Доктор приблизился к мертвецу. Наследник следил за его движением, как бы боясь: вот-вот засунет руку в золото, вот-вот червонцы сами поскачут ему в карман!
Доктор покачал головой.
– Да, язвенные знаки, смерть очевидна... А давно, тетка, занемог он?
– Да третьеводни, батюшка... Помер это кум евоный, Гурьян Деич, перевалкою помре, так наш-то выпросил у хозяюшки его, у кумы, на память жилетку после покойничка, чтобы, значит, новой не покупать, скуп был добре. Да с той-то поры и перемогаться стал.
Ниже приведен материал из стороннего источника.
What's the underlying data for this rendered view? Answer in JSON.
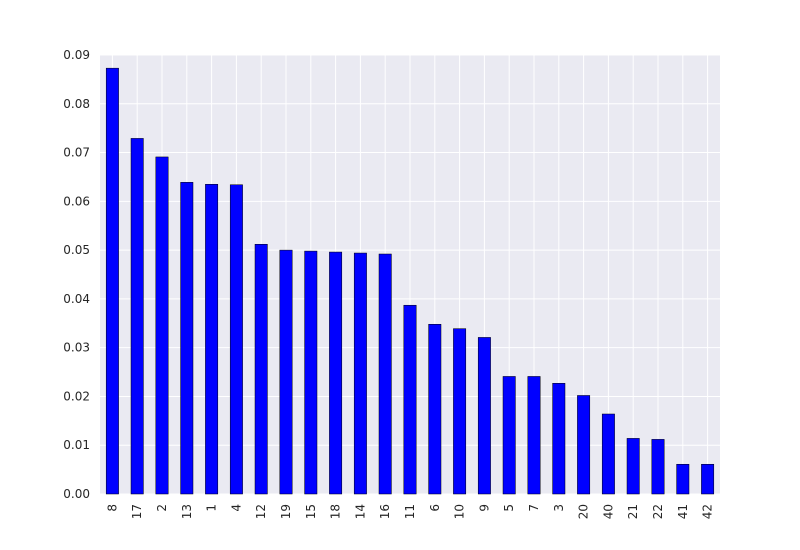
{
  "chart_data": {
    "type": "bar",
    "categories": [
      "8",
      "17",
      "2",
      "13",
      "1",
      "4",
      "12",
      "19",
      "15",
      "18",
      "14",
      "16",
      "11",
      "6",
      "10",
      "9",
      "5",
      "7",
      "3",
      "20",
      "40",
      "21",
      "22",
      "41",
      "42"
    ],
    "values": [
      0.0873,
      0.0729,
      0.0691,
      0.0639,
      0.0635,
      0.0634,
      0.0512,
      0.05,
      0.0498,
      0.0496,
      0.0494,
      0.0492,
      0.0387,
      0.0348,
      0.0339,
      0.0321,
      0.0241,
      0.0241,
      0.0227,
      0.0202,
      0.0164,
      0.0114,
      0.0112,
      0.0061,
      0.0061
    ],
    "title": "",
    "xlabel": "",
    "ylabel": "",
    "ylim": [
      0,
      0.09
    ],
    "yticks": [
      "0.00",
      "0.01",
      "0.02",
      "0.03",
      "0.04",
      "0.05",
      "0.06",
      "0.07",
      "0.08",
      "0.09"
    ],
    "grid": true,
    "bar_color": "#0000ff",
    "background_color": "#eaeaf2",
    "grid_color": "#ffffff",
    "xtick_rotation": "vertical"
  }
}
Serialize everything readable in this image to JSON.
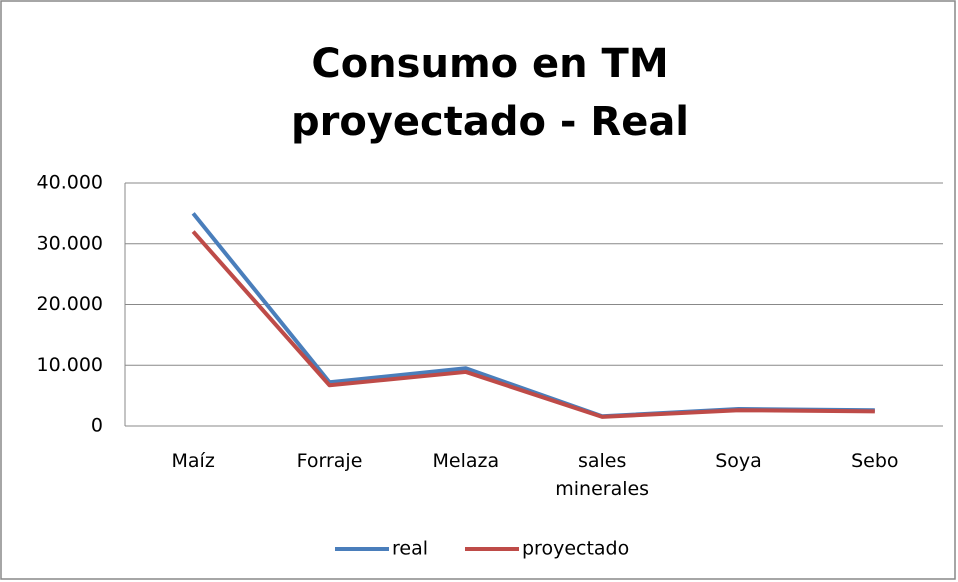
{
  "chart_data": {
    "type": "line",
    "title": [
      "Consumo en TM",
      "proyectado - Real"
    ],
    "categories": [
      "Maíz",
      "Forraje",
      "Melaza",
      "sales minerales",
      "Soya",
      "Sebo"
    ],
    "series": [
      {
        "name": "real",
        "color": "#4a7ebb",
        "values": [
          35000,
          7200,
          9500,
          1600,
          2800,
          2600
        ]
      },
      {
        "name": "proyectado",
        "color": "#be4b48",
        "values": [
          32000,
          6700,
          8900,
          1500,
          2600,
          2400
        ]
      }
    ],
    "ylim": [
      0,
      40000
    ],
    "yticks": [
      0,
      {
        "value": 10000,
        "label": "10.000"
      },
      {
        "value": 20000,
        "label": "20.000"
      },
      {
        "value": 30000,
        "label": "30.000"
      },
      {
        "value": 40000,
        "label": "40.000"
      }
    ],
    "grid": true,
    "legend": "bottom"
  }
}
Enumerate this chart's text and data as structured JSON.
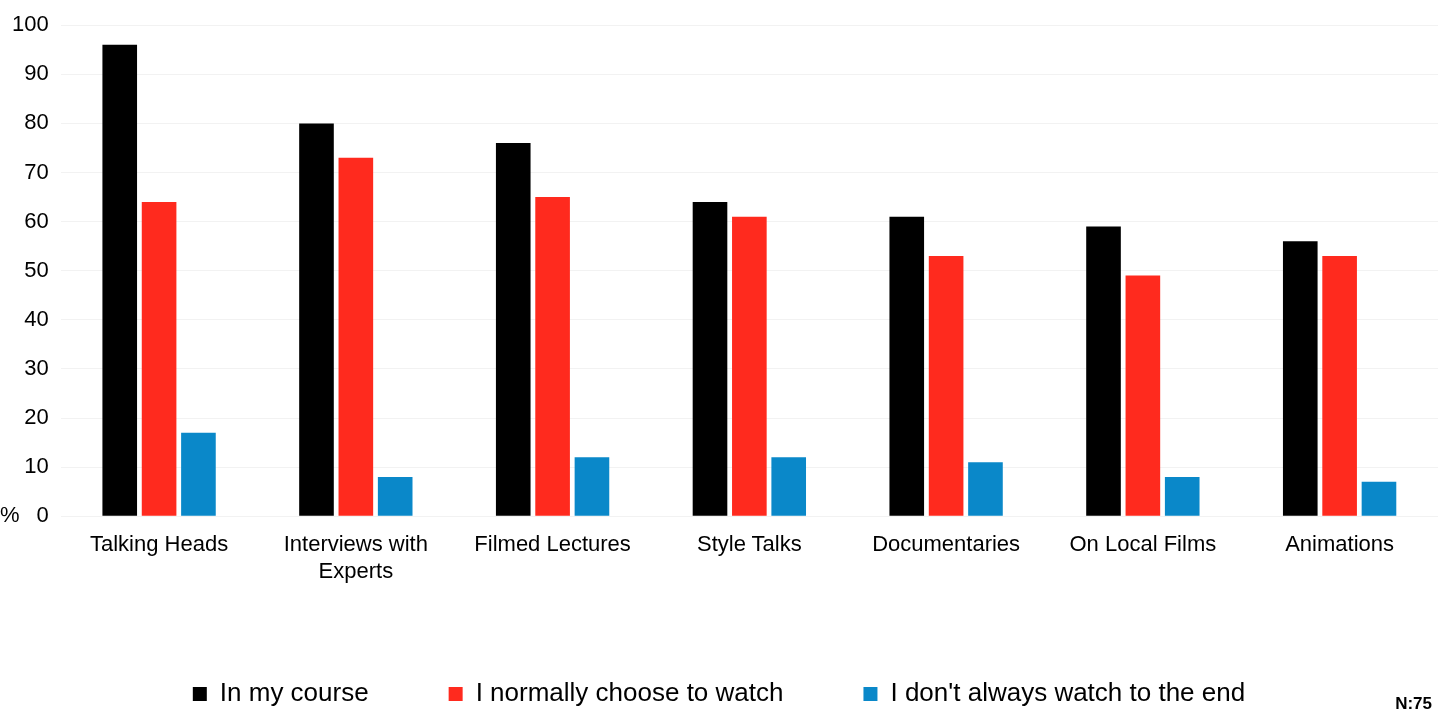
{
  "chart_data": {
    "type": "bar",
    "ylabel": "%",
    "categories": [
      "Talking Heads",
      "Interviews with Experts",
      "Filmed Lectures",
      "Style Talks",
      "Documentaries",
      "On Local Films",
      "Animations"
    ],
    "series": [
      {
        "name": "In my course",
        "color": "#000000",
        "values": [
          96,
          80,
          76,
          64,
          61,
          59,
          56
        ]
      },
      {
        "name": "I normally choose to watch",
        "color": "#ff2a1e",
        "values": [
          64,
          73,
          65,
          61,
          53,
          49,
          53
        ]
      },
      {
        "name": "I don't always watch to the end",
        "color": "#0a88c9",
        "values": [
          17,
          8,
          12,
          12,
          11,
          8,
          7
        ]
      }
    ],
    "ylim": [
      0,
      100
    ],
    "yticks": [
      0,
      10,
      20,
      30,
      40,
      50,
      60,
      70,
      80,
      90,
      100
    ],
    "grid": "y",
    "legend": "bottom",
    "annotations": [
      "N:75"
    ]
  }
}
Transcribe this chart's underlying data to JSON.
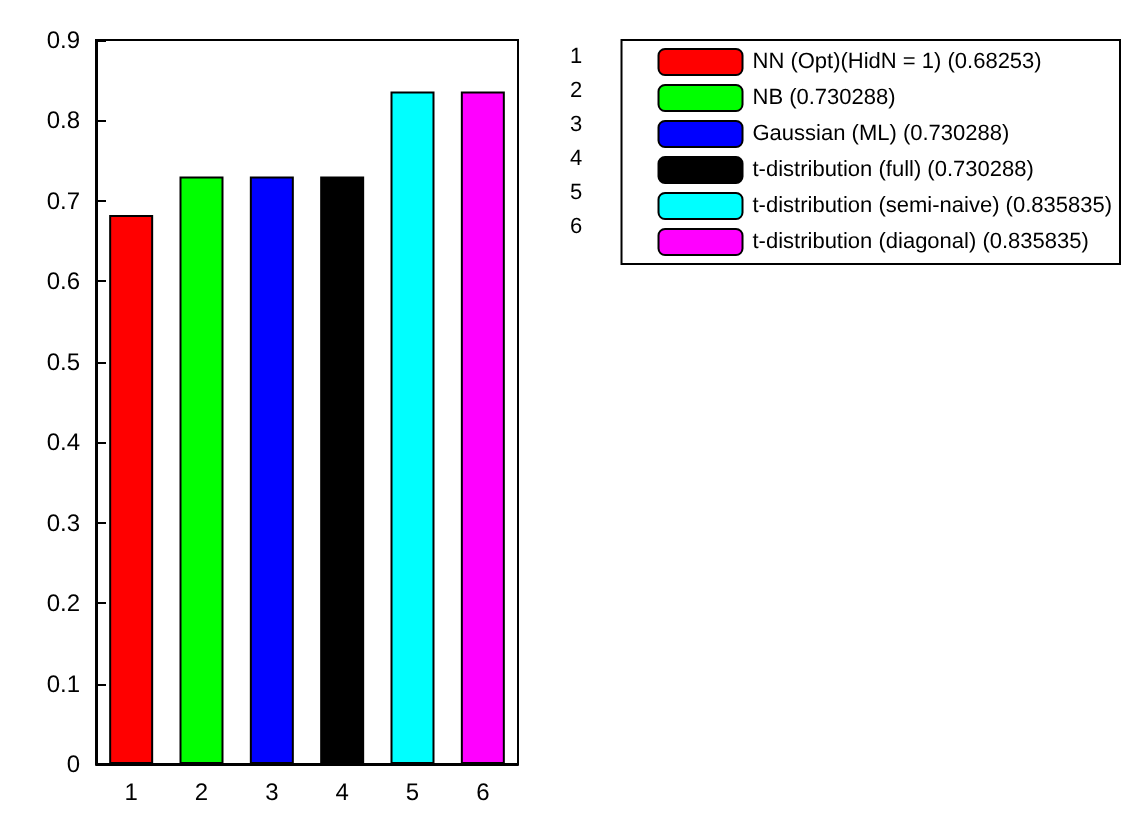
{
  "chart_data": {
    "type": "bar",
    "categories": [
      "1",
      "2",
      "3",
      "4",
      "5",
      "6"
    ],
    "series": [
      {
        "name": "NN (Opt)(HidN = 1) (0.68253)",
        "color": "#ff0000",
        "values": [
          0.68253,
          null,
          null,
          null,
          null,
          null
        ]
      },
      {
        "name": "NB (0.730288)",
        "color": "#00ff00",
        "values": [
          null,
          0.730288,
          null,
          null,
          null,
          null
        ]
      },
      {
        "name": "Gaussian (ML) (0.730288)",
        "color": "#0000ff",
        "values": [
          null,
          null,
          0.730288,
          null,
          null,
          null
        ]
      },
      {
        "name": "t-distribution (full) (0.730288)",
        "color": "#000000",
        "values": [
          null,
          null,
          null,
          0.730288,
          null,
          null
        ]
      },
      {
        "name": "t-distribution (semi-naive) (0.835835)",
        "color": "#00ffff",
        "values": [
          null,
          null,
          null,
          null,
          0.835835,
          null
        ]
      },
      {
        "name": "t-distribution (diagonal) (0.835835)",
        "color": "#ff00ff",
        "values": [
          null,
          null,
          null,
          null,
          null,
          0.835835
        ]
      }
    ],
    "ylim": [
      0,
      0.9
    ],
    "yticks": [
      0,
      0.1,
      0.2,
      0.3,
      0.4,
      0.5,
      0.6,
      0.7,
      0.8,
      0.9
    ],
    "grid": false,
    "legend": "top right"
  }
}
А там как заперся, чтоб, значит, никто к нему не взошел и добра бы его не взял корыстью, с той минутой я и не видала его.
– То-то. Не видала, а поди, чай... – огрызнулся наследник. – Ее бы, ваше благородие, обыскать надоть, да и нору ейную перешарить. Она, поди, тыщи перетаскала, она жила с покойничком-то...
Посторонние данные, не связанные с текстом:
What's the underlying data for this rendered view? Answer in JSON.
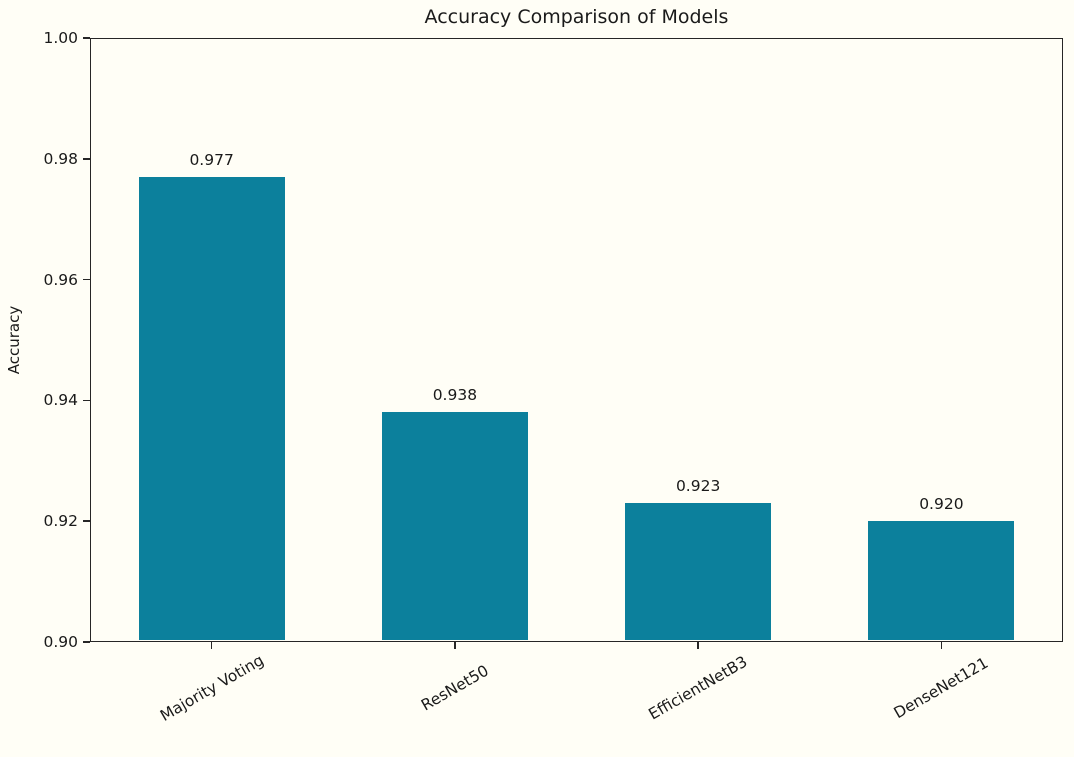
{
  "chart_data": {
    "type": "bar",
    "title": "Accuracy Comparison of Models",
    "xlabel": "",
    "ylabel": "Accuracy",
    "categories": [
      "Majority Voting",
      "ResNet50",
      "EfficientNetB3",
      "DenseNet121"
    ],
    "values": [
      0.977,
      0.938,
      0.923,
      0.92
    ],
    "bar_labels": [
      "0.977",
      "0.938",
      "0.923",
      "0.920"
    ],
    "ylim": [
      0.9,
      1.0
    ],
    "yticks": [
      0.9,
      0.92,
      0.94,
      0.96,
      0.98,
      1.0
    ],
    "ytick_labels": [
      "0.90",
      "0.92",
      "0.94",
      "0.96",
      "0.98",
      "1.00"
    ],
    "bar_width_fraction": 0.6,
    "x_label_rotation_deg": 30,
    "grid": false,
    "legend": null,
    "bar_color": "#0c809c",
    "background_color": "#fffef6",
    "axis_color": "#262626",
    "text_color": "#1a1a1a"
  }
}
Доктор и офицер посмотрели на нее.
– Жила, жила, кормильцы. Я ему, покойничку-то, за жену законную была, и более за стряпку, хошь он, по скупости, и не велел ничего стряпать, а с лотка кормился больше да у парней у своих, у сидельцев, отымывал, бывало, чтобы невпору не ели, и сам, покойник, съедал.
– Так ты его законная жена? – спросил офицер.
– Законная, батюшка, законная, только не церковная, в церкви не венчана, а гулящий батюшка нас с ним, с покойничком, вокруг святого платка обвел и благословил жить вместе. Оно так-то дешевле обходилось для покойничка.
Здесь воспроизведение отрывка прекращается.